Rogers Countersues Former CEO Joe Natale Amid Legal Fight
Rogers is fighting back against its former CEO, Joe Natale, with a countersuit demanding repayment of some of the severance he received. This move comes in the wake of Natale’s lawsuit for wrongful dismissal and breach of contract, initiated last month.
Natale’s departure from Rogers late in 2021 was marked by turbulence within the company’s leadership echelons. The corporation’s court filings on Tuesday accuse Natale of continuously attempting to “subvert corporate governance and his fiduciary duties for his personal gain.” The company stated, “Despite his misconduct, which constitutes cause for dismissal, Natale brings this action in a final attempt to profit at RCI’s expense,” reports The Globe and Mail.
Rogers says it owes Natale nothing further, emphasizing that he, “must now answer for his conduct and the harm he caused to the Company.” The company argues that Natale must return a significant portion of his severance that surpasses what he’s entitled to in a “with cause” termination.
Following a showdown between factions of the Rogers family and the company board, Natale was succeeded by Tony Staffieri, previously the firm’s CFO. The former CEO is pursuing $24-million in damages for wrongful dismissal and breach of contract.
Last month, Natale said in his statement of claim that he exceeded expectations during his tenure, including orchestrating the $20-billion acquisition of Shaw Communications. He also maintained that he surpassed the board’s performance anticipations annually.
Natale alleges that, during a critical period for Rogers, his employment conditions were augmented to retain him amidst considerable tension within the company board. This period was significant as the telecom company grappled with internal governance issues and sought regulatory approval for the Shaw takeover.
The former exec insists that Rogers is not honouring its contractual commitments, which includes a $4-million bonus from the Shaw deal concluded in April 2023, and an additional $20-million owed to him a month post-closing. He is also pursuing undisclosed amounts linked to performance-based restricted stock units.
Adding a layer of contention, Natale seeks “punitive, moral, and aggravated damages,” alleging that Edward Rogers, the company’s chairman and primary shareholder, along with his wife Suzanne Rogers, tarnished his reputation. They purportedly commissioned actor Brian Cox, recognized for his role as Logan Roy in HBO’s “Succession,” to produce a video that ridiculed Natale, which was then shared amongst their social and business circles.

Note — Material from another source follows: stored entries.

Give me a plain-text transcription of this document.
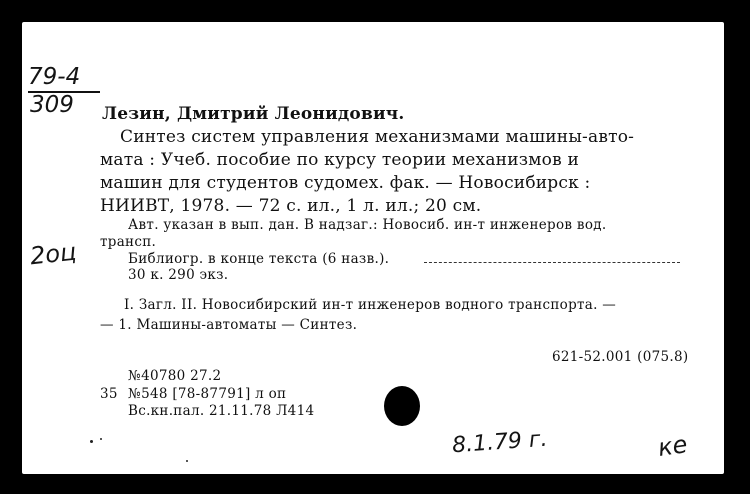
79-4
309 Лезин, Дмитрий Леонидович.
Синтез систем управления механизмами машины-авто-
мата : Учеб. пособие по курсу теории механизмов и
машин для студентов судомех. фак. — Новосибирск :
НИИВТ, 1978. — 72 с. ил., 1 л. ил.; 20 см.
Авт. указан в вып. дан. В надзаг.: Новосиб. ин-т инженеров вод.
трансп.
Библиогр. в конце текста (6 назв.).
30 к. 290 экз.
I. Загл. II. Новосибирский ин-т инженеров водного транспорта. —
— 1. Машины-автоматы — Синтез.
621-52.001 (075.8)
№40780 27.2
35 №548 [78-87791] л оп
Вс.кн.пал. 21.11.78 Л414
2оц
8.1.79 г.	ке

Last month, Rogers said in a statement that an independent investigation found Natale committed serious misconduct as CEO, leading to his termination for cause. In October 2021, anticipating changes to the board that would end his role, Rogers claims Natale improperly awarded himself excessive compensation without board approval. This action violated his fiduciary duties as the CEO and director of a public company, said Rogers.
Although Natale was informed of the investigation, his lawsuit appears to preempt its findings, said Rogers in August. Rogers said it planned to defend itself against Natale’s claims and would file a countersuit, and here we are.